Senin, 01 Juni 2015

Masailul Fiqh Tentang Zakat Profesi



Pengertian zakat profesi
Di dalam kamus Bahasa Indonesia (1989 : 702) disebutkan bahwa profesi adalah bidang pekerjaan yang dilandasi pndidikan keahlian (keterampilan, kejuruan dan sebagainya) tertentu. Profesiaonal adalah yang bersangkutan dengan profesi, memerlukan kepandaian khusus untuk menjalankannya. Sedangkan menurut Fachrudin (1996 :23) Profesi adalah segala usaha yang halal yang mendatangkan hasil (uang) yang relatif banyak dengan cara yang mudah, baik melalui suatu keahlian tertentu atau tidak.
Dengan demikian, dari definisi tersebut diatas maka diperoleh rumusan bahwa zakat profesi adalah zakat yang dikeluarkan dari hasil usaha yang halal yang dapat mendatangkan hasil (uang) yang relatif banyak dengan cara yang mudah, melalui suatu keahlian tertentu. Dari definisi diatas jelas ada point-point yang perlu digarisbawahi berkaitan dengan pekerjaan yang dimaksud, yaitu :
a.    Jenis usaha halal;
b.   Menghasilkan uang relatif banyak;
c.    Diperoleh dengan cara yang mudah;
d.   Melalui keahlian tertentu.
Sehingga dari kriteria tersebut dapat diuraikan jenis-jenis usaha yang berhubungan dengan seseorang. Apabila di tinjau dari bentuknya, usaha profesi tersebut bisa berupa :
a.    Usaha fisik, seperti pegawai dan artis
b.    Usaha fikiran, seperti konsultan, desainer dan dokter.
c.    Usaha kedudukan, seperti komisi dan tunjangan jabatan
d.   Usaha modal, seperti investasi.
Sedangkan apabila di tinjau dari hasil usahanya profesi itu bisa berupa :
a.    Hasil yang teratur dan pasti, baik setiap bulan, minggu atau hari; seperti upah pekerja dan gaji pegawai.
b.    Hasil yang tidak tetap dan tidak dapat diperkirakan secara pasti; seperti kontraktor , pengacara, royalti pengarang, konsultan dan artis.[1] 

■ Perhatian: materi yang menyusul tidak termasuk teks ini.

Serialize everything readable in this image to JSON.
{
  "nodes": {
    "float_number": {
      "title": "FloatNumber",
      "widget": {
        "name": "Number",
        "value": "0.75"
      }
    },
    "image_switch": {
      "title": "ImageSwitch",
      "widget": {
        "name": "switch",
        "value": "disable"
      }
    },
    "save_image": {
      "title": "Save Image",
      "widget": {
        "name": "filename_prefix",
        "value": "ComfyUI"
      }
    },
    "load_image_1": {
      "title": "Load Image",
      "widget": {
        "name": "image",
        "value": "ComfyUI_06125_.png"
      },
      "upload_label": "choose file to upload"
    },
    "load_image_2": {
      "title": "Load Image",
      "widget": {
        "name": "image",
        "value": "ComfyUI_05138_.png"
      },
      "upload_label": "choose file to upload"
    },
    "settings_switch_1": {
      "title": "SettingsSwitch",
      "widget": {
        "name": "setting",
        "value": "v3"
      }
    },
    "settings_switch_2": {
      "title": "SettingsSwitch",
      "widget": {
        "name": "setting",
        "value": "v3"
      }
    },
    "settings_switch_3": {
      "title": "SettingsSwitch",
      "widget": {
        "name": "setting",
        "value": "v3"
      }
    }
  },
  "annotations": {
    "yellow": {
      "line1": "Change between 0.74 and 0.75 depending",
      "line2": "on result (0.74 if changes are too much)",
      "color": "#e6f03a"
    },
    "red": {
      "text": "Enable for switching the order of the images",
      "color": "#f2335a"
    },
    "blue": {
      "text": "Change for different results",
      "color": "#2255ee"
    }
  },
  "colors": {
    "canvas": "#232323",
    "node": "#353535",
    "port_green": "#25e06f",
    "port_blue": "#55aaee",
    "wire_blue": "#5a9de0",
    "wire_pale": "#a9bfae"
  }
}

Zakat profesi merupakan salah satu kasus baru dalam fiqh (hukum islam). Aq-qur’an dan as-sunah tidak memuat aturan hukum yang tegas mengenai zakat profesi. Begitu juga imam mujtahid seperti Abu Hanafiah, Imam Malik, Imam syafi’i, dan Imam Ahmad Abu Hambal belum secara spesifik mengurai dalam kitab-kitab mereka mengenai zakat profesi. Hal ini disebabkan terbatasnya jenis –jenis usaha atau pekerjaan masyarakat pada masa Nabi Muhammad SAW dan pada masa-masa Imam mujtahid berikutnya.
Sedangkan kita semua tahu bahwa hukum islam adalah refleksi dari peristiwa hukum yang terjadi ketika hukum itu diterapkan. Sebagaimana ketentuan dalam ushul fiqh bahwa hukum islam selalu cocok dan bisa menjawab segala tantangan zaman dan permasalahan yang terjadi di sepanjang masa.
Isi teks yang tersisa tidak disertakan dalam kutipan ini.